1 cup finely ground yellow cornmeal
20 oysters
1 loaf French bread
1/2 stick butter, melted
4 tbsp. freshly grated Romano
Roasted pepper sauce:
2 red bell peppers
2 lg. ripe tomatoes
3 md. shallots
1 tsp. garlic purée
1/2 tsp. pepper mix (equal parts black and red peppers and salt)
1 tbsp. chicken stock
1/2 stick butter

Directions:

Roasted pepper sauce:
Roast peppers, tomatoes and shallots in 450°F oven until charred. Remove from oven and let cool. Peel off skins and place peeled vegetables in food processor. Add garlic purée and pepper mix. Process about 5 minutes. Pour sauce into heavy 2-quart pan; add stock and butter. Bring to a boil. Reduce heat to low and simmer 30 minutes.

Oyster toasts:
In heavy pot, heat enough oil to deep-fry oysters to 360°F. Before cooking, rinse oysters in cool water; dip in cornmeal. Deep-fry oysters 3 to 4 minutes. Drain on paper towels. Cut French bread into 20 (1/4-inch thick) rounds. Brush with melted butter and toast under broiler until lightly browned.

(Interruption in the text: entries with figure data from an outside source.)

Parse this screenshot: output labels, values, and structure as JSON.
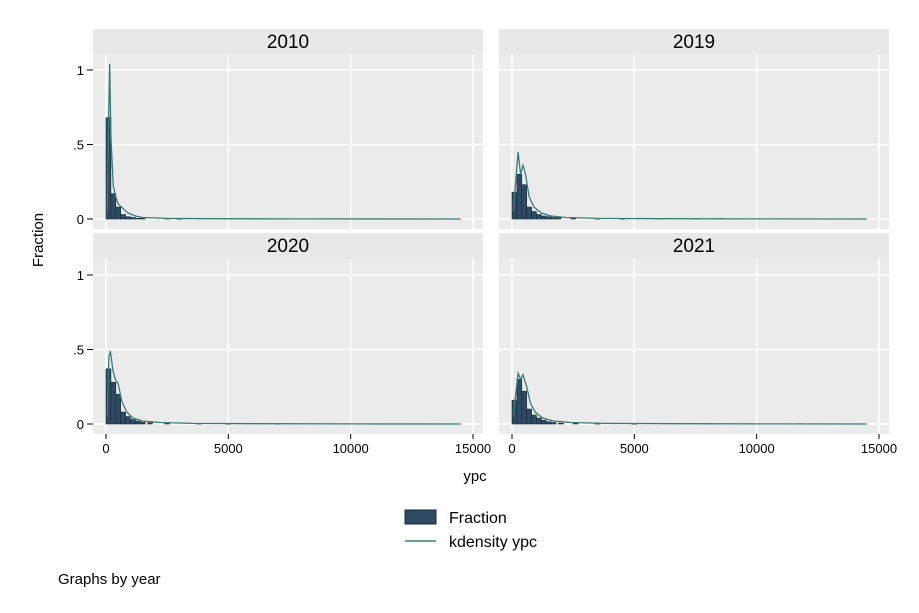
{
  "chart_data": {
    "type": "bar",
    "note": "Graphs by year",
    "xlabel": "ypc",
    "ylabel": "Fraction",
    "xlim": [
      0,
      15000
    ],
    "ylim": [
      0,
      1.04
    ],
    "x_ticks": [
      0,
      5000,
      10000,
      15000
    ],
    "x_tick_labels": [
      "0",
      "5000",
      "10000",
      "15000"
    ],
    "y_ticks": [
      0,
      0.5,
      1
    ],
    "y_tick_labels": [
      "0",
      ".5",
      "1"
    ],
    "grid": true,
    "legend_position": "bottom-center",
    "legend": [
      {
        "label": "Fraction",
        "kind": "bar",
        "color": "#2f4a63"
      },
      {
        "label": "kdensity ypc",
        "kind": "line",
        "color": "#3a7a76"
      }
    ],
    "panel_background": "#ebebeb",
    "strip_background": "#e8e8e8",
    "panels": [
      {
        "title": "2010",
        "bars": [
          {
            "x": 100,
            "y": 0.68
          },
          {
            "x": 300,
            "y": 0.17
          },
          {
            "x": 500,
            "y": 0.08
          },
          {
            "x": 700,
            "y": 0.03
          },
          {
            "x": 900,
            "y": 0.015
          },
          {
            "x": 1100,
            "y": 0.01
          },
          {
            "x": 1300,
            "y": 0.005
          },
          {
            "x": 1500,
            "y": 0.004
          },
          {
            "x": 2500,
            "y": 0.003
          },
          {
            "x": 3000,
            "y": 0.002
          }
        ],
        "kdensity": [
          {
            "x": 50,
            "y": 0.05
          },
          {
            "x": 100,
            "y": 0.6
          },
          {
            "x": 150,
            "y": 1.04
          },
          {
            "x": 200,
            "y": 0.55
          },
          {
            "x": 300,
            "y": 0.22
          },
          {
            "x": 400,
            "y": 0.15
          },
          {
            "x": 500,
            "y": 0.1
          },
          {
            "x": 700,
            "y": 0.07
          },
          {
            "x": 900,
            "y": 0.04
          },
          {
            "x": 1200,
            "y": 0.02
          },
          {
            "x": 1500,
            "y": 0.01
          },
          {
            "x": 2500,
            "y": 0.004
          },
          {
            "x": 4000,
            "y": 0.002
          },
          {
            "x": 8000,
            "y": 0.001
          },
          {
            "x": 14500,
            "y": 0.0
          }
        ]
      },
      {
        "title": "2019",
        "bars": [
          {
            "x": 100,
            "y": 0.18
          },
          {
            "x": 300,
            "y": 0.3
          },
          {
            "x": 500,
            "y": 0.23
          },
          {
            "x": 700,
            "y": 0.08
          },
          {
            "x": 900,
            "y": 0.05
          },
          {
            "x": 1100,
            "y": 0.03
          },
          {
            "x": 1300,
            "y": 0.02
          },
          {
            "x": 1500,
            "y": 0.015
          },
          {
            "x": 1700,
            "y": 0.01
          },
          {
            "x": 1900,
            "y": 0.008
          },
          {
            "x": 2500,
            "y": 0.004
          },
          {
            "x": 3500,
            "y": 0.003
          },
          {
            "x": 4500,
            "y": 0.002
          },
          {
            "x": 6000,
            "y": 0.003
          },
          {
            "x": 7500,
            "y": 0.002
          },
          {
            "x": 8500,
            "y": 0.003
          }
        ],
        "kdensity": [
          {
            "x": 50,
            "y": 0.05
          },
          {
            "x": 150,
            "y": 0.25
          },
          {
            "x": 250,
            "y": 0.45
          },
          {
            "x": 350,
            "y": 0.3
          },
          {
            "x": 450,
            "y": 0.36
          },
          {
            "x": 550,
            "y": 0.3
          },
          {
            "x": 700,
            "y": 0.15
          },
          {
            "x": 900,
            "y": 0.08
          },
          {
            "x": 1200,
            "y": 0.04
          },
          {
            "x": 1600,
            "y": 0.02
          },
          {
            "x": 2200,
            "y": 0.01
          },
          {
            "x": 3500,
            "y": 0.004
          },
          {
            "x": 6000,
            "y": 0.002
          },
          {
            "x": 10000,
            "y": 0.001
          },
          {
            "x": 14500,
            "y": 0.0
          }
        ]
      },
      {
        "title": "2020",
        "bars": [
          {
            "x": 100,
            "y": 0.37
          },
          {
            "x": 300,
            "y": 0.28
          },
          {
            "x": 500,
            "y": 0.2
          },
          {
            "x": 700,
            "y": 0.08
          },
          {
            "x": 900,
            "y": 0.05
          },
          {
            "x": 1100,
            "y": 0.03
          },
          {
            "x": 1300,
            "y": 0.02
          },
          {
            "x": 1500,
            "y": 0.012
          },
          {
            "x": 1800,
            "y": 0.008
          },
          {
            "x": 2500,
            "y": 0.004
          },
          {
            "x": 3800,
            "y": 0.003
          },
          {
            "x": 5000,
            "y": 0.002
          },
          {
            "x": 7000,
            "y": 0.002
          }
        ],
        "kdensity": [
          {
            "x": 50,
            "y": 0.05
          },
          {
            "x": 120,
            "y": 0.45
          },
          {
            "x": 180,
            "y": 0.49
          },
          {
            "x": 280,
            "y": 0.36
          },
          {
            "x": 380,
            "y": 0.3
          },
          {
            "x": 500,
            "y": 0.27
          },
          {
            "x": 650,
            "y": 0.15
          },
          {
            "x": 850,
            "y": 0.08
          },
          {
            "x": 1100,
            "y": 0.04
          },
          {
            "x": 1500,
            "y": 0.02
          },
          {
            "x": 2200,
            "y": 0.01
          },
          {
            "x": 3500,
            "y": 0.004
          },
          {
            "x": 6000,
            "y": 0.002
          },
          {
            "x": 10000,
            "y": 0.001
          },
          {
            "x": 14500,
            "y": 0.0
          }
        ]
      },
      {
        "title": "2021",
        "bars": [
          {
            "x": 100,
            "y": 0.16
          },
          {
            "x": 300,
            "y": 0.3
          },
          {
            "x": 500,
            "y": 0.22
          },
          {
            "x": 700,
            "y": 0.1
          },
          {
            "x": 900,
            "y": 0.06
          },
          {
            "x": 1100,
            "y": 0.04
          },
          {
            "x": 1300,
            "y": 0.025
          },
          {
            "x": 1500,
            "y": 0.015
          },
          {
            "x": 1700,
            "y": 0.01
          },
          {
            "x": 2000,
            "y": 0.006
          },
          {
            "x": 2600,
            "y": 0.004
          },
          {
            "x": 3500,
            "y": 0.003
          },
          {
            "x": 5000,
            "y": 0.002
          },
          {
            "x": 8000,
            "y": 0.002
          },
          {
            "x": 11800,
            "y": 0.002
          }
        ],
        "kdensity": [
          {
            "x": 50,
            "y": 0.05
          },
          {
            "x": 150,
            "y": 0.2
          },
          {
            "x": 250,
            "y": 0.34
          },
          {
            "x": 350,
            "y": 0.3
          },
          {
            "x": 450,
            "y": 0.33
          },
          {
            "x": 600,
            "y": 0.25
          },
          {
            "x": 750,
            "y": 0.14
          },
          {
            "x": 950,
            "y": 0.08
          },
          {
            "x": 1250,
            "y": 0.04
          },
          {
            "x": 1700,
            "y": 0.02
          },
          {
            "x": 2400,
            "y": 0.01
          },
          {
            "x": 3800,
            "y": 0.004
          },
          {
            "x": 6500,
            "y": 0.002
          },
          {
            "x": 11000,
            "y": 0.001
          },
          {
            "x": 14500,
            "y": 0.0
          }
        ]
      }
    ]
  }
}
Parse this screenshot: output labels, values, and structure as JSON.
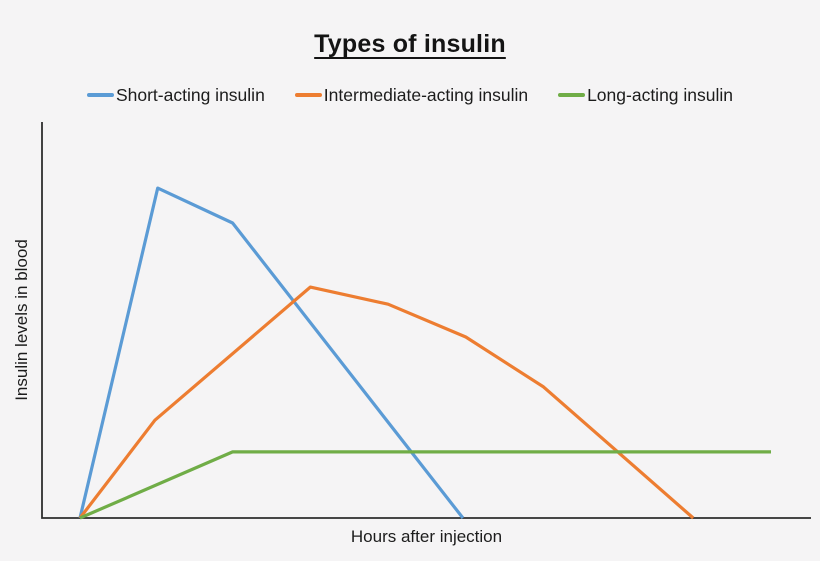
{
  "chart_data": {
    "type": "line",
    "title": "Types of insulin",
    "xlabel": "Hours after injection",
    "ylabel": "Insulin levels in blood",
    "xlim": [
      0,
      25.4
    ],
    "ylim": [
      0,
      100
    ],
    "grid": false,
    "axis_tick_labels": "none (qualitative axes)",
    "legend_position": "top",
    "x_unit": "hours after injection (estimated, axis unlabeled)",
    "y_unit": "relative insulin level, % of plot height (estimated, axis unlabeled)",
    "axis_color": "#2e2e2e",
    "background_color": "#f5f4f5",
    "series": [
      {
        "name": "Short-acting insulin",
        "color": "#5B9BD5",
        "points": [
          [
            0,
            0
          ],
          [
            2.7,
            83.3
          ],
          [
            5.3,
            74.5
          ],
          [
            13.3,
            0
          ]
        ]
      },
      {
        "name": "Intermediate-acting insulin",
        "color": "#ED7D31",
        "points": [
          [
            0,
            0
          ],
          [
            2.6,
            24.7
          ],
          [
            8.0,
            58.3
          ],
          [
            10.7,
            54.0
          ],
          [
            13.4,
            45.7
          ],
          [
            16.1,
            33.1
          ],
          [
            21.3,
            0
          ]
        ]
      },
      {
        "name": "Long-acting insulin",
        "color": "#70AD47",
        "points": [
          [
            0,
            0
          ],
          [
            5.3,
            16.7
          ],
          [
            24.0,
            16.7
          ]
        ]
      }
    ]
  }
}
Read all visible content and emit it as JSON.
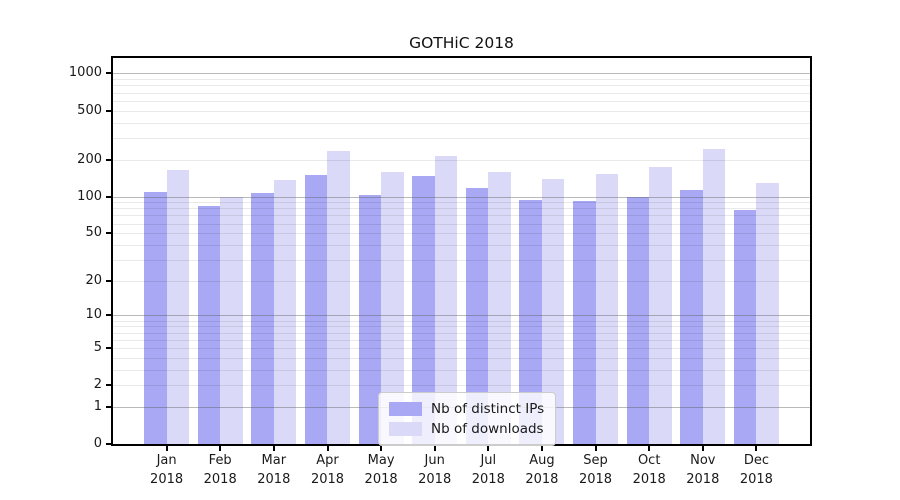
{
  "chart_data": {
    "type": "bar",
    "title": "GOTHiC 2018",
    "scale": "log1p",
    "grid": "on",
    "legend_position": "lower center",
    "categories": [
      "Jan",
      "Feb",
      "Mar",
      "Apr",
      "May",
      "Jun",
      "Jul",
      "Aug",
      "Sep",
      "Oct",
      "Nov",
      "Dec"
    ],
    "category_year": "2018",
    "series": [
      {
        "name": "Nb of distinct IPs",
        "color": "#a8a8f5",
        "values": [
          108,
          84,
          107,
          149,
          102,
          148,
          117,
          94,
          92,
          100,
          113,
          78
        ]
      },
      {
        "name": "Nb of downloads",
        "color": "#dadaf8",
        "values": [
          165,
          99,
          136,
          237,
          158,
          213,
          159,
          138,
          152,
          175,
          245,
          130
        ]
      }
    ],
    "y_ticks": [
      0,
      1,
      2,
      5,
      10,
      20,
      50,
      100,
      200,
      500,
      1000
    ],
    "ylim": [
      0,
      1335
    ],
    "xlabel": "",
    "ylabel": ""
  }
}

To serve: Pour enough roasted pepper sauce on a platter to cover bottom. Place prepared toasts on top of sauce. Put a fried oyster on top of each toast. Pour a small amount of remaining pepper sauce on top of each oyster. Sprinkle with Romano cheese.

Comments from Kathleen Morrison :

As served at the Magnolia Bar & Grill, Houston.